We headed almost straight east of Paris, rising in the air as though we were sitting inside a boat that was being lifted by some giant, and the ground began to flatten out beneath us. It looked out into brown squares, yellow squares, green squares and big flat blotches of green where there was a forest. I began to understand cubist painting.

Sometimes we came down quite low and could see bicyclists on the road looking like pennies rolling along a narrow white strip. At other times we would lift up and the whole landscape would contract. Always we were bounded by a smoky purple horizon that made all the earth look flat and uninteresting. And always there was the strong, plugged-out, roaring, the portholes to look out of, and back of us the open cockpit with the bridge of the pilot’s broad nose and his sheepskin coat visible with his dirty glove moving the joystick from side to side or up and down.

We went over great forests. that looked as soft as velvet, passed over Bar le Due and Nancy, gray red-roofed towns, over St. Mihiel and the front and in an open field I could see the old trenches zigzagging through a field pocked with shell holes. I shouted to Mrs. Hemingway to look out but she didn’t seem to hear me. Her chin was sunk forward into the collar of her new fur coat that she had wanted to christen with a plane trip. She was sound asleep. Five o’clock had been too much.

Beyond the old 1918 front we ran into a storm that made the pilot fly close down to the ground and we followed a canal that we could see below us through the rain. Then after a long stretch of flat, dull-looking country we crossed the foothills of the Vosges that seemed to swell up to meet us and moved over the forest-covered mountains that looked as though they rose up and fell away under the plane in the misty rain.

The plane headed high out of the storm into the bright sunlight and we saw the flat, tree-lined, muddy ribbon of the Rhine off on our right. We climbed higher, made a long, left turn and a fine long swoop down that brought our hearts up into our mouths like falling in an elevator and then just as we were above the ground zoomed up again, then settled in another swoop and our wheels touched, bumped, and then we were roaring along the smooth flying field up to the hangar Ii ke any motorcycle.

There was a limousine to meet us to take us in to Strasbourg and we went into the passenger shed to wait for the other plane. The man at the bar asked us if we were going to Warsaw. It was all very casual and very pleasant. An annoying smell of castor oil from the engine had been the only drawback. Because the plane was small and fast and because we were flying in the early morning, there had been no airsickness.

“When did you have your last accident?” I asked the man back of the refreshment bar.

“The middle of last July,” he said. “Three killed.”
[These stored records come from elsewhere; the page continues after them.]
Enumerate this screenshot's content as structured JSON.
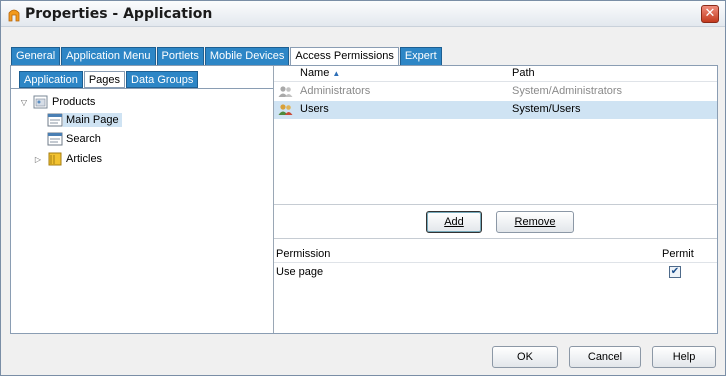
{
  "window": {
    "title": "Properties - Application"
  },
  "main_tabs": [
    {
      "label": "General",
      "active": false
    },
    {
      "label": "Application Menu",
      "active": false
    },
    {
      "label": "Portlets",
      "active": false
    },
    {
      "label": "Mobile Devices",
      "active": false
    },
    {
      "label": "Access Permissions",
      "active": true
    },
    {
      "label": "Expert",
      "active": false
    }
  ],
  "sub_tabs": [
    {
      "label": "Application",
      "active": false
    },
    {
      "label": "Pages",
      "active": true
    },
    {
      "label": "Data Groups",
      "active": false
    }
  ],
  "tree": [
    {
      "label": "Products",
      "icon": "folder-page-icon",
      "toggle": "▽"
    },
    {
      "label": "Main Page",
      "icon": "page-icon",
      "selected": true
    },
    {
      "label": "Search",
      "icon": "page-icon"
    },
    {
      "label": "Articles",
      "icon": "folder-icon",
      "toggle": "▷"
    }
  ],
  "grid": {
    "columns": {
      "name": "Name",
      "path": "Path"
    },
    "sort_icon": "▲",
    "rows": [
      {
        "name": "Administrators",
        "path": "System/Administrators",
        "dim": true,
        "selected": false
      },
      {
        "name": "Users",
        "path": "System/Users",
        "dim": false,
        "selected": true
      }
    ]
  },
  "buttons": {
    "add": "Add",
    "remove": "Remove",
    "ok": "OK",
    "cancel": "Cancel",
    "help": "Help"
  },
  "permissions": {
    "columns": {
      "permission": "Permission",
      "permit": "Permit"
    },
    "rows": [
      {
        "permission": "Use page",
        "permit": true,
        "check_glyph": "✔"
      }
    ]
  },
  "close_glyph": "✕",
  "colors": {
    "tab_blue": "#2d86c6",
    "selection": "#cfe3f3",
    "close_red": "#c33a1e"
  }
}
But that very morning in the south of France a slow-moving pilgrim train had slipped back from the top of a steep grade and telescoped itself on another train climbing the grade, making matchwood of two coaches and killing over thirty people. There had been a big falling off in business on the Paris-Strasbourg line after the July accident. But the same number of people seem to ride on railway trains.